Изменить стиль страницы

Как подумаешь, сколько хороших картин было уничтожено, — становится жутко. Никакие уговоры, убеждения на него не действовали.

Работая, он выделял какой-то кусок и начинал писать со всей силой, с максимальным напряжением. Доведя этот кусок до такой степени сделанности, которая удовлетворяла его, он с подъемом начинал писать всю картину, доводя ее до степени «сделанности» первого куска.

Как-то в разговоре кто-то из его учеников сказал мне, что брат начинал рисовать с левого нижнего угла.

Не думаю, чтобы это было так, и вот почему. Среди его работ есть несколько неоконченных, где нижний левый угол — свободен.

Глаза его никогда не отдыхали. Если он не работал (его рабочий день был восемнадцать часов, а переставал он работать, только когда садился поесть), то начинал читать. Очков он не признавал и до самой смерти работал без очков.

Брат мечтал о комнате, свет в которую шел бы со всех сторон. Мечтал о комнате! Никогда я не слышала от него слово «мастерская». Работая, он слушал радио, любил, когда по его просьбе Екатерина Александровна читала ему вслух. Она читала все, что выходило нового, газеты. Хорошо зная английский язык, читала ему английские журналы, книги.

Брат никогда не отдыхал, я не знаю, а вернее, я точно знаю, никаких домов отдыха, никаких дач, никаких поездок за город не признавал. За городом он бывал только в тех редких случаях, когда жена его получала путевку в дом отдыха, тогда он навещал ее, и они гуляли в парке, так как обыкновенно жила она в Доме ветеранов революции в Пушкине.

Жену свою брат очень любил. Он называл ее «Дочка», а не по имени. Однажды мы, муж, сестра и я, возвращались после его доклада в Доме художника домой и в трамвае услыхали такой разговор: один из обсуждавших выступление брата вдруг спросил, женат ли Филонов. И получил ответ: «Не знаю, женат ли Филонов, но дочка у него есть». Кто-то из них сказал: «Здорово он говорит!», а другой в ответ: «А еще лучше ругается!»

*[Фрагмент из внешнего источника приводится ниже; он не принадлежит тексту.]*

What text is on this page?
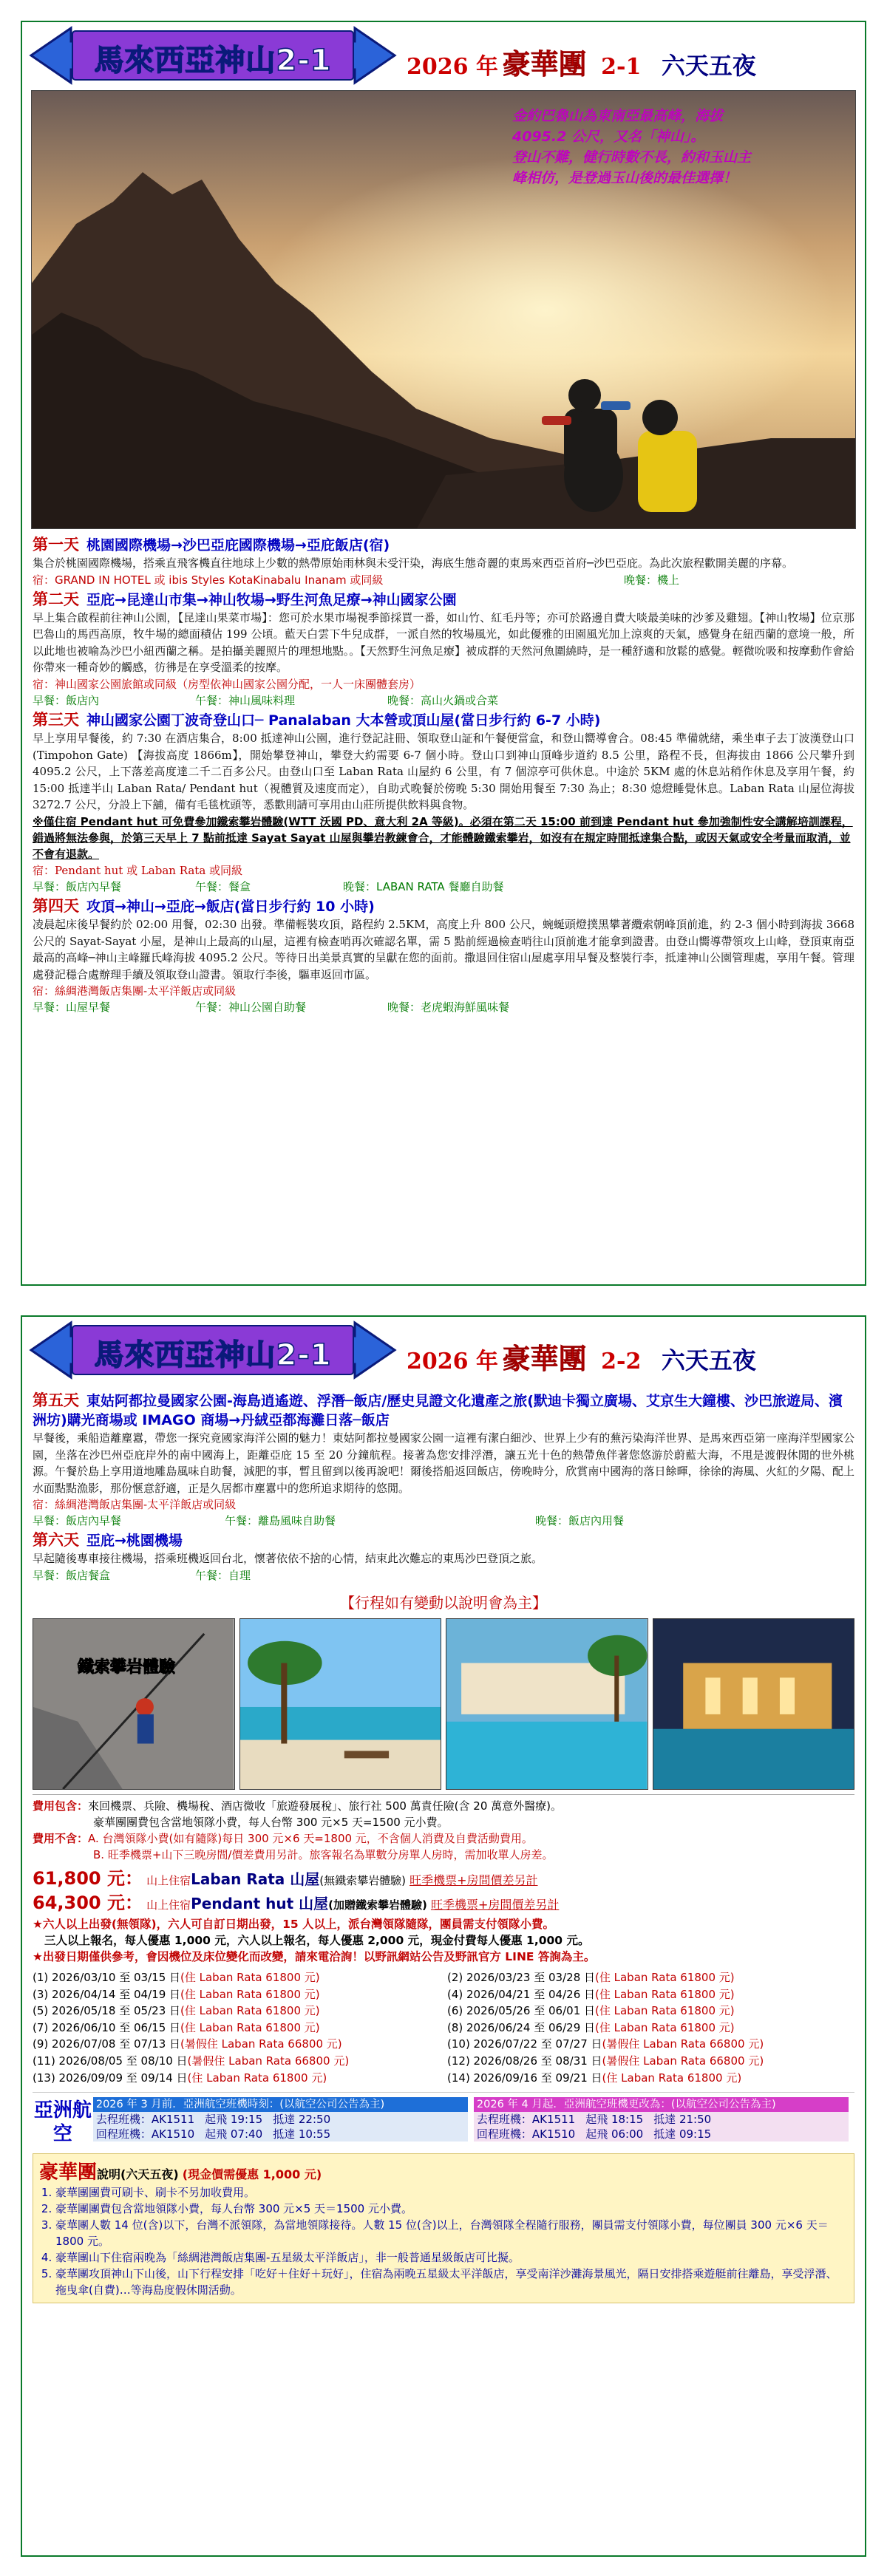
馬來西亞神山2-1	2026 年 豪華團 2-1 六天五夜

金約巴魯山為東南亞最高峰，海拔

4095.2 公尺，又名「神山」。

登山不難，健行時數不長，約和玉山主

峰相仿，是登過玉山後的最佳選擇！

第一天 桃園國際機場→沙巴亞庇國際機場→亞庇飯店(宿)
集合於桃園國際機場，搭乘直飛客機直往地球上少數的熱帶原始雨林與未受汗染，海底生態奇麗的東馬來西亞首府─沙巴亞庇。為此次旅程歡開美麗的序幕。
宿：GRAND IN HOTEL 或 ibis Styles KotaKinabalu Inanam 或同級	晚餐：機上
第二天 亞庇→昆達山市集→神山牧場→野生河魚足療→神山國家公園
早上集合啟程前往神山公園，【昆達山果菜市場】：您可於水果市場視季節採買一番，如山竹、紅毛丹等；亦可於路邊自費大啖最美味的沙爹及雞翅。【神山牧場】位京那巴魯山的馬西高原，牧牛場的總面積佔 199 公頃。藍天白雲下牛兒成群，一派自然的牧場風光，如此優雅的田園風光加上涼爽的天氣，感覺身在紐西蘭的意境一般，所以此地也被喻為沙巴小紐西蘭之稱。是拍攝美麗照片的理想地點。。【天然野生河魚足療】被成群的天然河魚圍繞時，是一種舒適和放鬆的感覺。輕微吮吸和按摩動作會給你帶來一種奇妙的觸感，彷彿是在享受溫柔的按摩。
宿：神山國家公園旅館或同級（房型依神山國家公園分配，一人一床團體套房）
早餐：飯店內	午餐：神山風味料理	晚餐：高山火鍋或合菜
第三天 神山國家公園丁波奇登山口─ Panalaban 大本營或頂山屋(當日步行約 6-7 小時)
早上享用早餐後，約 7:30 在酒店集合，8:00 抵達神山公園，進行登記註冊、領取登山証和午餐便當盒，和登山嚮導會合。08:45 準備就緒，乘坐車子去丁波漢登山口 (Timpohon Gate) 【海拔高度 1866m】，開始攀登神山，攀登大約需要 6-7 個小時。登山口到神山頂峰步道約 8.5 公里，路程不長，但海拔由 1866 公尺攀升到 4095.2 公尺，上下落差高度達二千二百多公尺。由登山口至 Laban Rata 山屋約 6 公里，有 7 個涼亭可供休息。中途於 5KM 處的休息站稍作休息及享用午餐，約 15:00 抵達半山 Laban Rata/ Pendant hut（視體質及速度而定），自助式晚餐於傍晚 5:30 開始用餐至 7:30 為止；8:30 熄燈睡覺休息。Laban Rata 山屋位海拔 3272.7 公尺，分設上下舖，備有毛毯枕頭等，悉歡則請可享用由山莊所提供飲料與食物。
※僅住宿 Pendant hut 可免費參加鐵索攀岩體驗(WTT 沃國 PD、意大利 2A 等級)。必須在第二天 15:00 前到達 Pendant hut 參加強制性安全講解培訓課程，錯過將無法參與，於第三天早上 7 點前抵達 Sayat Sayat 山屋與攀岩教練會合，才能體驗鐵索攀岩，如沒有在規定時間抵達集合點，或因天氣或安全考量而取消，並不會有退款。
宿：Pendant hut 或 Laban Rata 或同級
早餐：飯店內早餐	午餐：餐盒	晚餐：LABAN RATA 餐廳自助餐
第四天 攻頂→神山→亞庇→飯店(當日步行約 10 小時)
凌晨起床後早餐約於 02:00 用餐，02:30 出發。準備輕裝攻頂，路程約 2.5KM，高度上升 800 公尺，蜿蜒頭燈撲黑攀著纜索朝峰頂前進，約 2-3 個小時到海拔 3668 公尺的 Sayat-Sayat 小屋，是神山上最高的山屋，這裡有檢查哨再次確認名單，需 5 點前經過檢查哨往山頂前進才能拿到證書。由登山嚮導帶領攻上山峰，登頂東南亞最高的高峰─神山主峰羅氏峰海拔 4095.2 公尺。等待日出美景真實的呈獻在您的面前。撒退回住宿山屋處享用早餐及整裝行李，抵達神山公園管理處，享用午餐。管理處發記穩合處辦理手續及領取登山證書。領取行李後，驅車返回市區。
宿：絲綢港灣飯店集團-太平洋飯店或同級
早餐：山屋早餐	午餐：神山公園自助餐	晚餐：老虎蝦海鮮風味餐
馬來西亞神山2-1	2026 年 豪華團 2-2 六天五夜
第五天 東姑阿都拉曼國家公園-海島逍遙遊、浮潛─飯店/歷史見證文化遺產之旅(默迪卡獨立廣場、艾京生大鐘樓、沙巴旅遊局、濱洲坊)購光商場或 IMAGO 商場→丹絨亞都海灘日落─飯店
早餐後，乘船造離塵囂，帶您一探究竟國家海洋公園的魅力！東姑阿都拉曼國家公園一這裡有潔白細沙、世界上少有的蕪污染海洋世界、是馬來西亞第一座海洋型國家公園，坐落在沙巴州亞庇岸外的南中國海上，距離亞庇 15 至 20 分鐘航程。接著為您安排浮潛，讓五光十色的熱帶魚伴著您悠游於蔚藍大海，不甩是渡假休閒的世外桃源。午餐於島上享用道地雕島風味自助餐，減肥的事，暫且留到以後再說吧！爾後搭船返回飯店，傍晚時分，欣賞南中國海的落日餘暉，徐徐的海風、火紅的夕陽、配上水面點點漁影，那份愜意舒適，正是久居都市塵囂中的您所追求期待的悠閒。
宿：絲綢港灣飯店集團-太平洋飯店或同級
早餐：飯店內早餐	午餐：離島風味自助餐	晚餐：飯店內用餐
第六天 亞庇→桃園機場
早起隨後專車接往機場，搭乘班機返回台北，懷著依依不捨的心情，結束此次難忘的東馬沙巴登頂之旅。
早餐：飯店餐盒	午餐：自理
【行程如有變動以說明會為主】
鐵索攀岩體驗
費用包含：來回機票、兵險、機場稅、酒店微收「旅遊發展稅」、旅行社 500 萬責任險(含 20 萬意外醫療)。
豪華團團費包含當地領隊小費，每人台幣 300 元×5 天=1500 元小費。
費用不含：A. 台灣領隊小費(如有隨隊)每日 300 元×6 天=1800 元，不含個人消費及自費活動費用。
B. 旺季機票+山下三晚房間/價差費用另計。旅客報名為單數分房單人房時，需加收單人房差。
61,800 元： 山上住宿Laban Rata 山屋(無鐵索攀岩體驗) 旺季機票+房間價差另計
64,300 元： 山上住宿Pendant hut 山屋(加贈鐵索攀岩體驗) 旺季機票+房間價差另計
★六人以上出發(無領隊)，六人可自訂日期出發，15 人以上，派台灣領隊隨隊，團員需支付領隊小費。
三人以上報名，每人優惠 1,000 元，六人以上報名，每人優惠 2,000 元，現金付費每人優惠 1,000 元。
★出發日期僅供參考，會因機位及床位變化而改變，請來電洽詢！以野訊網站公告及野訊官方 LINE 答詢為主。
(1) 2026/03/10 至 03/15 日(住 Laban Rata 61800 元)	(2) 2026/03/23 至 03/28 日(住 Laban Rata 61800 元)
(3) 2026/04/14 至 04/19 日(住 Laban Rata 61800 元)	(4) 2026/04/21 至 04/26 日(住 Laban Rata 61800 元)
(5) 2026/05/18 至 05/23 日(住 Laban Rata 61800 元)	(6) 2026/05/26 至 06/01 日(住 Laban Rata 61800 元)
(7) 2026/06/10 至 06/15 日(住 Laban Rata 61800 元)	(8) 2026/06/24 至 06/29 日(住 Laban Rata 61800 元)
(9) 2026/07/08 至 07/13 日(暑假住 Laban Rata 66800 元)	(10) 2026/07/22 至 07/27 日(暑假住 Laban Rata 66800 元)
(11) 2026/08/05 至 08/10 日(暑假住 Laban Rata 66800 元)	(12) 2026/08/26 至 08/31 日(暑假住 Laban Rata 66800 元)
(13) 2026/09/09 至 09/14 日(住 Laban Rata 61800 元)	(14) 2026/09/16 至 09/21 日(住 Laban Rata 61800 元)
亞洲航空
2026 年 3 月前．亞洲航空班機時刻：(以航空公司公告為主)
去程班機：AK1511 起飛 19:15 抵達 22:50
回程班機：AK1510 起飛 07:40 抵達 10:55
2026 年 4 月起．亞洲航空班機更改為：(以航空公司公告為主)
去程班機：AK1511 起飛 18:15 抵達 21:50
回程班機：AK1510 起飛 06:00 抵達 09:15
豪華團說明(六天五夜) (現金價需優惠 1,000 元)
1. 豪華團團費可刷卡、刷卡不另加收費用。
2. 豪華團團費包含當地領隊小費，每人台幣 300 元×5 天＝1500 元小費。
3. 豪華團人數 14 位(含)以下，台灣不派領隊，為當地領隊接待。人數 15 位(含)以上，台灣領隊全程隨行服務，團員需支付領隊小費，每位團員 300 元×6 天＝1800 元。
4. 豪華團山下住宿兩晚為「絲綢港灣飯店集團-五星級太平洋飯店」，非一般普通星級飯店可比擬。
5. 豪華團攻頂神山下山後，山下行程安排「吃好＋住好＋玩好」，住宿為兩晚五星級太平洋飯店，享受南洋沙灘海景風光，隔日安排搭乘遊艇前往離島，享受浮潛、拖曳傘(自費)…等海島度假休閒活動。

Из дневника жены брата. 1924 год. Зашла, у него был Левдиков. Разговор был о воле личности. Он опять высказал свой взгляд, что волею и упорством человек может достичь всего, что из всякого он сделает такого же мастера, как он сам. Он не признает, что существует талант, гений, но что человек упорством достигает всего. Затем мы провели хороший вечер. Настроение было крайне приподнятое и много хорошего сказал он мне, и что он придумал, чтобы нам не ссориться, и какую картину он хочет, чтобы я нарисовала, и что я начинаю рассуждать, как филоновская дочка, и чтобы я дала слово, что мы никогда не оставим друг друга и т. п. Словом один из незабываемых дней.

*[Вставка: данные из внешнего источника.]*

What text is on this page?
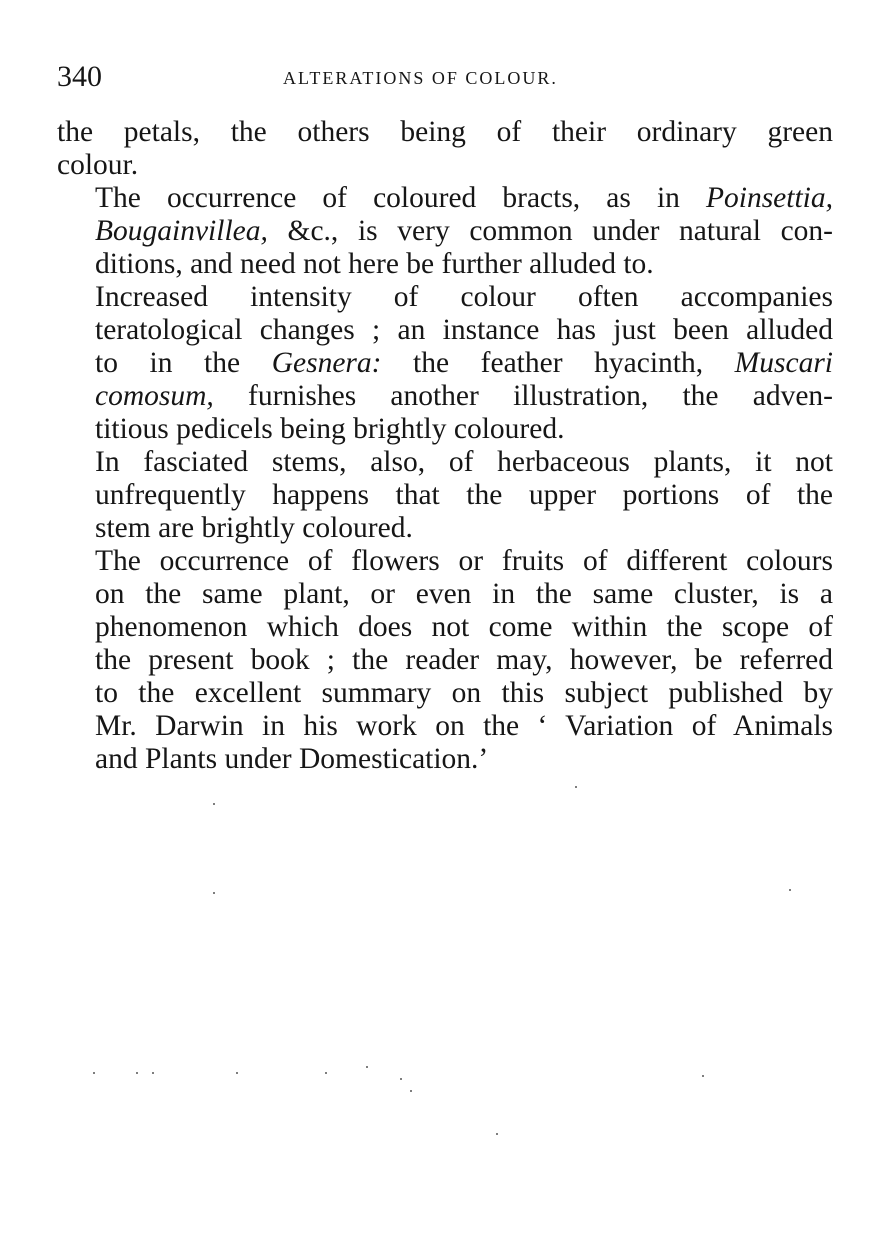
340	ALTERATIONS OF COLOUR.

the petals, the others being of their ordinary green
colour.

The occurrence of coloured bracts, as in Poinsettia,
Bougainvillea, &c., is very common under natural con-
ditions, and need not here be further alluded to.

Increased intensity of colour often accompanies
teratological changes ; an instance has just been alluded
to in the Gesnera: the feather hyacinth, Muscari
comosum, furnishes another illustration, the adven-
titious pedicels being brightly coloured.

In fasciated stems, also, of herbaceous plants, it not
unfrequently happens that the upper portions of the
stem are brightly coloured.

The occurrence of flowers or fruits of different colours
on the same plant, or even in the same cluster, is a
phenomenon which does not come within the scope of
the present book ; the reader may, however, be referred
to the excellent summary on this subject published by
Mr. Darwin in his work on the ‘ Variation of Animals
and Plants under Domestication.’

Возможно, брат прожил бы дольше, если бы во время войны и блокады не отрывал от своего голодного пайка какую-то часть, чтобы принести ей кусочек булки или печенья! А она была старше его почти на двадцать лет! Умерла Екатерина Александровна через пять месяцев после его смерти. <…>

Брат очень много времени отдавал ученикам. Ограничивая себя во всем, чтобы иметь больше времени для работы, не беря поэтому заказов, голодая, не имея теплого пальто, сам чинил свои ботинки, да всего и не вспомнишь! — для учеников не жалел своего времени. Сколько раз я выслушивала сожаления о том, что брат так много тратил труда и времени на учеников. Он делился с ними всем, что знал сам. Считая, что художник должен быть всесторонне образован, он учил их даже английскому языку.

Ученики приезжали к нему из Сибири, Баку, Москвы и других городов. Один ученик, приехав к нему из Сибири «зайцем», ночевал под мостом.

Часто слышала я от брата: «Дал ему постановку». Легко сказать «дать постановку», а на самом деле он проработал с кем-то, кого, быть может, и не увидит больше, часов шесть-восемь, да не всегда было возможно уложиться в это время. Иногда он даже фамилии не спрашивал.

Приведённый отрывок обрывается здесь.